Favorite
things Knee
pads? Since he’d started the conversation, I was tempted to ask why he was
wearing them.
“Any blueberries left?”
I answered that most were at the end of the rows, close to
the highway. “Lady who owns the place told me that two busloads of students had
picked earlier,” I volunteered.
Matronly, dressed in a long sleeve shirt and jeans, she’d
stopped weed-eating long enough to ask whether I knew what to do and whether
the noise her machine was making would bother me. She didn’t wait for an
answer; nor did she remove the handkerchief she’d wrapped around her nose and
mouth. Tight on her head was a baseball cap the color of dust.
“What kind are they?” asked the lanky man, about my age, but
four inches taller.
I had no idea. “Not sure,” I replied, “but they seem to be
sweeter than those,” I said, pointing at the Nice blueberry field across the
highway.
“They are,” he said, sounding authoritative. “That’s why I
come here.”
He continued talking, explained that he’d had a field like
the one we were picking, but he’d sold it. “Now, I only have eight bushes.” He
smiled. “My favorite varieties,” he said, “are Bluecrop and, um. Can’t
remember,” he said looking down at me for help. His kneepads were strapped;
he’d put on his gloves. He looked to be on a mission.

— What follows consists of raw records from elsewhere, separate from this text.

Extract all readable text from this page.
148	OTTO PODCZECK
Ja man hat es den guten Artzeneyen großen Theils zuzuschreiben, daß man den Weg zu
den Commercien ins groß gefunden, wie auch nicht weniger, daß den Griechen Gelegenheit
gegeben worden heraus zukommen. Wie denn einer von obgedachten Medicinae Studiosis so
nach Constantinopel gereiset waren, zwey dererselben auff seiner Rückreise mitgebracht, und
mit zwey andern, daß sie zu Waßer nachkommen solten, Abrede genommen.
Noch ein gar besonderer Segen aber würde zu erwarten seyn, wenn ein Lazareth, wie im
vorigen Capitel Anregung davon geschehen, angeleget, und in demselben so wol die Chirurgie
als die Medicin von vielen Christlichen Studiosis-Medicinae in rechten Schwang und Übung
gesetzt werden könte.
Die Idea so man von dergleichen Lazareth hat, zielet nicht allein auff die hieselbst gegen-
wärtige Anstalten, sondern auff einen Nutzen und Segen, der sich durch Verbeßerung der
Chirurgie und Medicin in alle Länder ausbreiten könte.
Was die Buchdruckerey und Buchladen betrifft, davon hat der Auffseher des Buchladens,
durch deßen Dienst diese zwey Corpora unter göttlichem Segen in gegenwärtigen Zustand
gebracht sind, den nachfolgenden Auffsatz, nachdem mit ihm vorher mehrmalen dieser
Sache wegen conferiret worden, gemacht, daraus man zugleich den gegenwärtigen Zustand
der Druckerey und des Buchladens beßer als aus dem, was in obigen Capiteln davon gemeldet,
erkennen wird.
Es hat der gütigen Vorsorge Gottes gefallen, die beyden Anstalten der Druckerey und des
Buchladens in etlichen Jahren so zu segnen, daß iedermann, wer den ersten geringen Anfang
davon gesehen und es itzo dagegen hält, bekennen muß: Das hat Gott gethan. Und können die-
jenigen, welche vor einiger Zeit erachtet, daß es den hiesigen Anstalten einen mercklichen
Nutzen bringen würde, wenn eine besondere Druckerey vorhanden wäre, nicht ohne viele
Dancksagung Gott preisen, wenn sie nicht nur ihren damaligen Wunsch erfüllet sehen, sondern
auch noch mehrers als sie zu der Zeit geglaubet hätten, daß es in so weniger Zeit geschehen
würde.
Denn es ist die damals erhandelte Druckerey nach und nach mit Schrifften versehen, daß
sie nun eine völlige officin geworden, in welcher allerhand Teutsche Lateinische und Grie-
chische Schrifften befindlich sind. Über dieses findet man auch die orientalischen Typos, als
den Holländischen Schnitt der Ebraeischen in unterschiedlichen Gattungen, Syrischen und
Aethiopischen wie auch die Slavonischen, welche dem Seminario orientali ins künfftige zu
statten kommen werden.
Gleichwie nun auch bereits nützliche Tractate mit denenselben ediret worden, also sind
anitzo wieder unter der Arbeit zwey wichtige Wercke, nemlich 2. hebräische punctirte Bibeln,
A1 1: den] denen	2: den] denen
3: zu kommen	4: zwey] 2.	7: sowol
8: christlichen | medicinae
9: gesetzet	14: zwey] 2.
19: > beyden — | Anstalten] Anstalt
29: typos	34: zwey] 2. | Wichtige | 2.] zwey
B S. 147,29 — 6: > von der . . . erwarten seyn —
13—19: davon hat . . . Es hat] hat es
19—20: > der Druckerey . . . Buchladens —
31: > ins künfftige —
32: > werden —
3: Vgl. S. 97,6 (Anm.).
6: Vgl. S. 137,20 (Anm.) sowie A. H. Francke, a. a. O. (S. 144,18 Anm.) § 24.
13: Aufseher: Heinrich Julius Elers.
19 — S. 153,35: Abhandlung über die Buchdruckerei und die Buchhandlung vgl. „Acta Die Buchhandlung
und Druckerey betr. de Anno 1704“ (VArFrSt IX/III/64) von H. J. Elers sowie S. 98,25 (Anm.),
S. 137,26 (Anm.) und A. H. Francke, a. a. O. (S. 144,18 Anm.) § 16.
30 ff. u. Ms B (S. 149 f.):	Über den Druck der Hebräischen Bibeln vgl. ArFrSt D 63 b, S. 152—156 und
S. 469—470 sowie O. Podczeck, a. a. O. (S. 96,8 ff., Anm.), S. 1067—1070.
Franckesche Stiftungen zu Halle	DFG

“Good luck,” I said, as if I were talking to a big game
hunter. After weighing my berries, I slipped four dollars into the lock box for
my two pounds.
For thirty or forty minutes, I’d picked and tasted blueberries
at a recently opened commercial field across Highway 86 from the much older and
larger Nice Blueberry patch. Nice features bushes that are eight to ten feet
tall with long rows dense as a maze that a child could get lost in. Until the
much smaller field opened, that’s where I went to pick.
Nice had just been bought by some nice folks from Alabama.
“We missed the time to prune,” she’d told me, apologetically. I’d noticed; a
few of the rows I’d had to squeeze through. Her bushes were that big, well,
that over grown. That concerned me; last month, I’d been stung by bees when I
reached too deeply into a bush. Even so, now that I knew the varietal
difference explained why these were less sweet, I understood that the Nice
blueberries were a later variety.
For two to three weeks after the other field was finished,
Nice would still have berries. That’s what I thought as I drove away. Hot and
sweaty and hungry, I headed for Hillsborough and Matthew’s chocolate shop to
cool off and to purchase a few dark chocolate dipped pineapple slices.
“Hey, Barry!”
I’m a regular at Matthews.
“What can I get you?”
I pointed at the pineapple. “Is Mebane far from here?” I
asked.
“Ten or twelve minutes,” she said, “turn left on Highway
70.”
I told her I’d heard it was a neat place, another little
town like Hillsborough.
“Getting to be that way,” she said. “A woman who owns a few
buildings in downtown Mebane wants Matthew to open a chocolate shop there.” She
shrugged, as if to say she didn’t know whether he would. His shop in Hillsborough
had only been open a year and he’d already expanded.
You never know, I thought to myself. Maybe, as she
suggested, Mebane would soon be the next Hillsborough. Maybe Matthew would go
there, and would offer different varieties of chocolates. That would make the
trip worthwhile.
“Just turn left on 70?” I asked as I pointed toward an
intersection less than a mile away. My question was rhetorical, asked only to
confirm a decision I’d just made.
She shook her head yes.
“See you soon,” I said, knowing I was about to drive to
Mebane, hoping I might find another blueberry field along the way.